Hal itu terjadi dihalaman Rumah Bupati Mesuji, Kamis dini hari pukul 02.45 WIB, 29/11, saat menanti kedatangan peserta wisata edukasi 1.000 Anak Yatim dan Kurang Mampu’ kloter IV Mesuji – Jakarta selama tiga hari 26-29 November.

Mulanya, Radikun (37) warga Pasir Intan tampak bahagia saat melihat video rekaman putrinya Maisaroh (10) sedang berada di Jakarta bermain dan bernyanyi di taman Monumen Nasional (Monas) bersama puluhan teman seusianya yang sama-sama berasal dari Mesuji.

Euforia yang dimiliki seorang ayah terhadap sang buah hati, membuat Radikun nekat mengeluarkan HP (Handphone) polyphonic miliknya untuk merekam kembali video documentasi dari salah seorang pendamping yang berhasil mengabadikan moment kegembiraan selama perjalanan wisata edukasi tersebut.

“Mas, saya mau minta photo sama videonya, tapi hp saya bukan seperti itu, bisa gak,” ucapnya sambil mengeluarkan hp lipat berwarna hitam.

Mendengar ucapan Radikun, pendamping bernama Erwin yang berhasil mengabadikan moment-moment kebahagian itupun menuruti keinginannya.

Karena keterbatasan kapasitas memori hp, upaya Radikun merekam balik video dari handphone ke hp pun tidak berlangsung mulus.

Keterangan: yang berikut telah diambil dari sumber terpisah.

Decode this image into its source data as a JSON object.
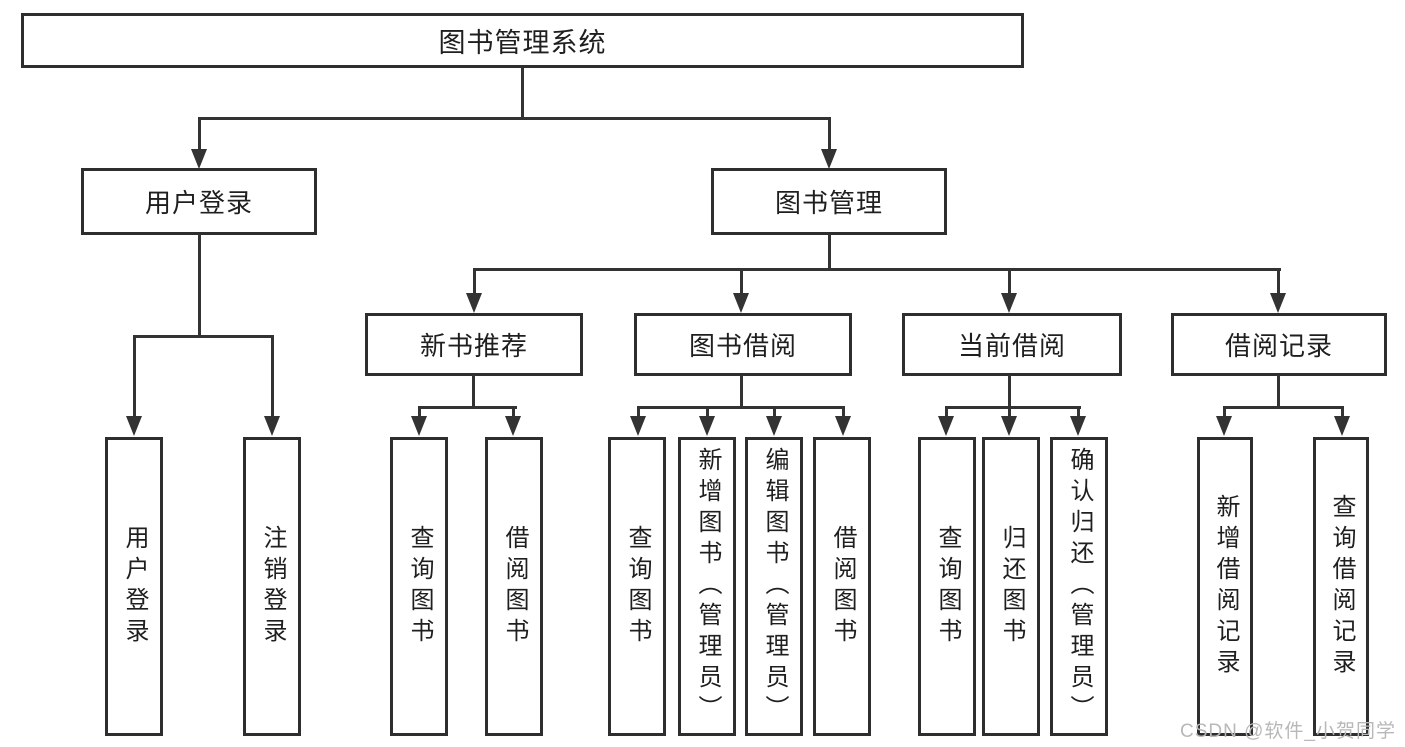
{
  "page": {
    "background": "#ffffff"
  },
  "colors": {
    "line": "#333333",
    "box_border": "#2e2e2e",
    "text": "#1f1f1f",
    "watermark": "#b8b8b8"
  },
  "diagram": {
    "root": {
      "label": "图书管理系统"
    },
    "branches": [
      {
        "label": "用户登录",
        "children": [
          {
            "label": "用户登录"
          },
          {
            "label": "注销登录"
          }
        ]
      },
      {
        "label": "图书管理",
        "children": [
          {
            "label": "新书推荐",
            "children": [
              {
                "label": "查询图书"
              },
              {
                "label": "借阅图书"
              }
            ]
          },
          {
            "label": "图书借阅",
            "children": [
              {
                "label": "查询图书"
              },
              {
                "label": "新增图书（管理员）"
              },
              {
                "label": "编辑图书（管理员）"
              },
              {
                "label": "借阅图书"
              }
            ]
          },
          {
            "label": "当前借阅",
            "children": [
              {
                "label": "查询图书"
              },
              {
                "label": "归还图书"
              },
              {
                "label": "确认归还（管理员）"
              }
            ]
          },
          {
            "label": "借阅记录",
            "children": [
              {
                "label": "新增借阅记录"
              },
              {
                "label": "查询借阅记录"
              }
            ]
          }
        ]
      }
    ]
  },
  "watermark": {
    "text": "CSDN @软件_小贺同学"
  }
}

Alhasil rekaman documentasi itupun termutilasi (putus-putus) menjadi beberapa bagian.

“Terima kasih Mas sudah ikut mendampingi anak saya,” ujarnya.

Senada dengan Radikun, Jaidi (45) warga Swakarsa Bintang, ayah dari peserta atas nama Ramadi (11) menuturkan, awalnya beberapa orang tua anak yang ikut dalam daftar wisata edukasi bagi 1.000 Anak Yatim dan Kurang Mampu’ merasa was-was karena sempat beredar kabar tentang penculikan anak.

Tapi, berkat ketulusan pihak Pemerintah Kabupaten Mesuji melalui program pro rakyat ini, kami rela melepas anak-anak kami.

“Terimakasih Pak Khamami buat semua program yang benar-benar pro rakyat. Kalau bukan karena pemerintah Mesuji, mungkin anak saya tidak bisa ke Jakarta,” terangnya.

Diketahui, kedatangan mereka ke Jakarta merupakan salah satu agenda wisata edukasi yang sudah terjadwal untuk mendatangi beberapa tempat wahana hiburan seperti Dunia Fantasi (Dufan) Ancol, Monumen Indonesia (Monas), Taman Mini Indonesia Indah (TMII) dan menonton film theater Keong Mas.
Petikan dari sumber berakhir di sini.